Mathematical calculation of the posterior corneal elevation was done preoperatively at both the paracentral rings (4 mm from the center) and peripheral rings (7 mm from the center) of the central 9 mm zone of the cornea to obtain the change in elevation. We found no significant change in posterior corneal elevation at 4 mm and 7 mm from the center (P = 0.637 and P = 0.26, respectively) 3 months after LASIK. In 2008, Vicente et al found a statistically significant difference in posterior corneal elevation pre and post-LASIK enhancement.16 In 2001, Oshika et al6 did a study in 196 eyes from 120 subjects with myopic refractive errors in order to evaluate the forward shift of the posterior cornea after LASIK, and found that LASIK induces a forward shift of the posterior corneal surface and that eyes with thinner corneas and higher myopia are more predisposed to anterior shift of the cornea.

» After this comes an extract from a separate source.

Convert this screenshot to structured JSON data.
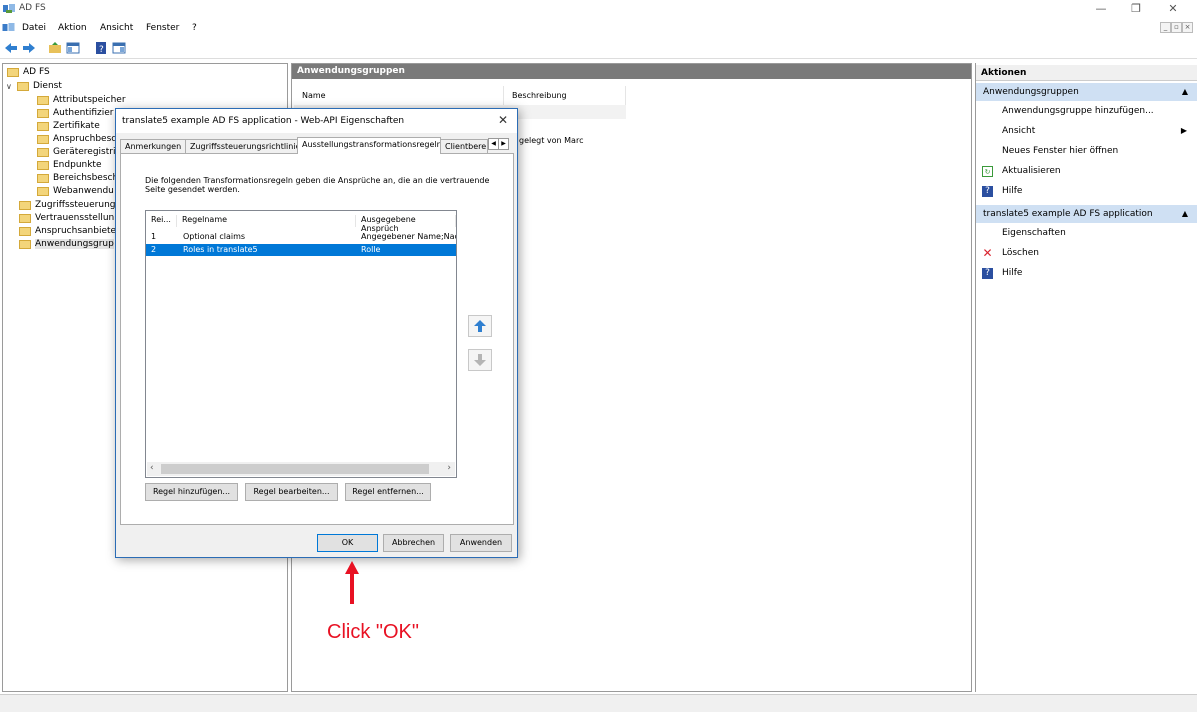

In 2010, Zhang and Wang compared the mean changes in posterior corneal elevation after LASIK and epi-LASIK along four optical zones (center, and 2 mm, 4 mm, and 6 mm from the center) using OrbscanII, (Bausch & Lomb Incorporated, Rochester, NY, USA). They found slight forward displacement in posterior corneal elevation at 1 month after LASIK that was statistically significant.17 In 2006, Ciolino and Belin studied posterior corneal changes after LASIK and photorefractive keratectomy with a Pentacam and found no posterior corneal changes in either group, which agrees with our results.18
Correlation between elevation of the anterior surface at 4 mm and 7 mm from the central zone and residual bed thickness revealed an indirect relation between them (r = −0.27, P = 0.13 and r = −0.37, P = 0.14, respectively) 3 months after LASIK. The correlation was fair for both. This result is in line with that of Miyata et al who found in their 2004 study that even if a residual corneal bed of 300 μm or thicker is preserved after LASIK, anterior bulging of the cornea can occur.19 While elevation of the posterior corneal surface at 4 mm and 7 mm from central zone was not correlated with residual bed thickness 3 months post-LASIK (r = 0.005, P = 0.979 and r = 0.00, P = 0.602, respectively). In 2001, Hernandez et al suggested that changes in the posterior corneal surface after refractive surgery may not be related to the variability of refractive results or the depth of ablation.20 Correlation between anterior and posterior corneal surface elevation 3 months post-LASIK revealed a fair, direct correlation 4 mm from the center zone and a very weak, indirect correlation at 7 mm from the center zone.
Footnotes
Disclosure
The authors report no conflicts of interest in this work.